Invisibility cloaks in relativistic motion
Jad C. Halimeh, Robert T. Thompson, Martin Wegener

TL;DR
This paper analyzes how relativistic motion affects the effectiveness of ideal invisibility cloaks, revealing that motion generally causes detectability through distortions and spectral broadening, but certain conditions still allow perfect cloaking.
Contribution
It introduces the effects of relativistic motion on ideal cloaking, showing conditions where cloaking remains perfect and highlighting non-reciprocal behavior.
Findings
Moving cloaks become detectable via distortions and spectral broadening.
Ideal cloaking is possible under specific incident light and velocity conditions.
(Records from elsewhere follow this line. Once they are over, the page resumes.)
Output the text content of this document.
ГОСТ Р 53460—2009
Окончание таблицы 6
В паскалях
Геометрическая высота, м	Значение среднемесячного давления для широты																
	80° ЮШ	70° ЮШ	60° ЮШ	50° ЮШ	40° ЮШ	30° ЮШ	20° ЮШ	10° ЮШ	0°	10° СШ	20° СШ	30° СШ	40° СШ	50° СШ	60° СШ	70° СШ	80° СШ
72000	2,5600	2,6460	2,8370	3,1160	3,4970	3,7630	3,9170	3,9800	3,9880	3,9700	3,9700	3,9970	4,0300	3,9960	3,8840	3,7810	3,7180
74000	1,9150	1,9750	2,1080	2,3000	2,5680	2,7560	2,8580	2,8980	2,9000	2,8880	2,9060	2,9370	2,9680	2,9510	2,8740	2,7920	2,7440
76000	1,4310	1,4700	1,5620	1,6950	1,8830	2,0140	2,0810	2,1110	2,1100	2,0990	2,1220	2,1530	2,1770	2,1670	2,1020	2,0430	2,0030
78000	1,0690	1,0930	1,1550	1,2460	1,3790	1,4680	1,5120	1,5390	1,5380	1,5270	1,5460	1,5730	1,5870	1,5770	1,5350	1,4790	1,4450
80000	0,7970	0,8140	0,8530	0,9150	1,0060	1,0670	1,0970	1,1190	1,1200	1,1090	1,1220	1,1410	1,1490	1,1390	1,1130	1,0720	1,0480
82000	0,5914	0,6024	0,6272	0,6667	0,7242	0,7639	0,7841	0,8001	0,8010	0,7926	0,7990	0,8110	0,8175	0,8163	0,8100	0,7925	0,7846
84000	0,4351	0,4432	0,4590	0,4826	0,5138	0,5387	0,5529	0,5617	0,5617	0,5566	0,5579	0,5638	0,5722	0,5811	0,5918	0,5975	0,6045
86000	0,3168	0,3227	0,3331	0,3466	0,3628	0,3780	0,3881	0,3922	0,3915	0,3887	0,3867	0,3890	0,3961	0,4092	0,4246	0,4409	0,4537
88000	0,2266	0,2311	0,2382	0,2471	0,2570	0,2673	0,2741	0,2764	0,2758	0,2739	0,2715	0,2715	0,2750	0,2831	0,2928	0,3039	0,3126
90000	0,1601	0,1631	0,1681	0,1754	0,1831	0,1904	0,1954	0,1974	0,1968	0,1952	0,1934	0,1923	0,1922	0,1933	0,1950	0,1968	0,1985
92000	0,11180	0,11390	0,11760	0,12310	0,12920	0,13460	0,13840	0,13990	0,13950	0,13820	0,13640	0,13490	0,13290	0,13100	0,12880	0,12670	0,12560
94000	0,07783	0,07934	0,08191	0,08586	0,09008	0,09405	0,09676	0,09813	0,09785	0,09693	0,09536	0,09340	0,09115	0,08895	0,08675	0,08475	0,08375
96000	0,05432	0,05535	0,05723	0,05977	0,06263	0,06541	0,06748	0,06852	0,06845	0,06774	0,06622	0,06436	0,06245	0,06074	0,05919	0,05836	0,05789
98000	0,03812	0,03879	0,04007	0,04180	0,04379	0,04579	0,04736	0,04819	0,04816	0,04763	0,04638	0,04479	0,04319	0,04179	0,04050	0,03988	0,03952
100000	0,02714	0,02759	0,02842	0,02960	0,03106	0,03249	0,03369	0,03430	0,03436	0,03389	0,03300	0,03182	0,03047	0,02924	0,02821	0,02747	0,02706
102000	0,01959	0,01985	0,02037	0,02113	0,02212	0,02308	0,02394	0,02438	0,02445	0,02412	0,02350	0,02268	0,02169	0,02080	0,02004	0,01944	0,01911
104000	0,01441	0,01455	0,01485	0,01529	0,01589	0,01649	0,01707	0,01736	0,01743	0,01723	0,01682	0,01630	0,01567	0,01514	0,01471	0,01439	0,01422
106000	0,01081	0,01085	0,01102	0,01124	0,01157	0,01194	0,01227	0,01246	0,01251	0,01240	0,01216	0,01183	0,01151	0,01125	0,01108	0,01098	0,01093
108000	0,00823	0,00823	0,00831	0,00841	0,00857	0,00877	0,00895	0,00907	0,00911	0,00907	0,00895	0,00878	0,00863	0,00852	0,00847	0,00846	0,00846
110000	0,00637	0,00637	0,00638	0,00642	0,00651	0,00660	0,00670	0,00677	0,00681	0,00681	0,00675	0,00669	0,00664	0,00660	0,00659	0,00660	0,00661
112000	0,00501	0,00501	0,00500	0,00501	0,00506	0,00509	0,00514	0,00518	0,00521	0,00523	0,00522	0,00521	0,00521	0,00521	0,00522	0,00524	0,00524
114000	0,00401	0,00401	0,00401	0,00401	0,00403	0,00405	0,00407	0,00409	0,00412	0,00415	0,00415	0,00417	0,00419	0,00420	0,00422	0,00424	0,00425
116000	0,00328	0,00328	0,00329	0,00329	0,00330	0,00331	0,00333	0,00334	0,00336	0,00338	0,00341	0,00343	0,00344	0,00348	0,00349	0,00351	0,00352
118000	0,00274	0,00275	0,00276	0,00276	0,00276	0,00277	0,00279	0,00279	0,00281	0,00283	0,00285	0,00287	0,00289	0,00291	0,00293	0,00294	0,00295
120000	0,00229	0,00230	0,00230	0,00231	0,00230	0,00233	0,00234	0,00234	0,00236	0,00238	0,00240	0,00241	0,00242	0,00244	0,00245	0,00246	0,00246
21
Cloaking becomes non-reciprocal, affecting light paths after reflection.
Abstract
We consider an ideal invisibility cloak which is illuminated by monochromatic light and which moves in vacuum at constant relativistic velocity with respect to the common inertial frame of light source and observer. We show that, in general, the moving cloak becomes detectable by image distortions and by generating a broad frequency spectrum of the scattered light. However, for many special combinations of incident light frequency, wave vector of light, and cloak velocity, ideal cloaking remains possible. It becomes non-reciprocal though. This means that light rays emitted by the light source arrive at the observer as though they have travelled through vacuum, but they take completely different paths after being retro-reflected at the observer position.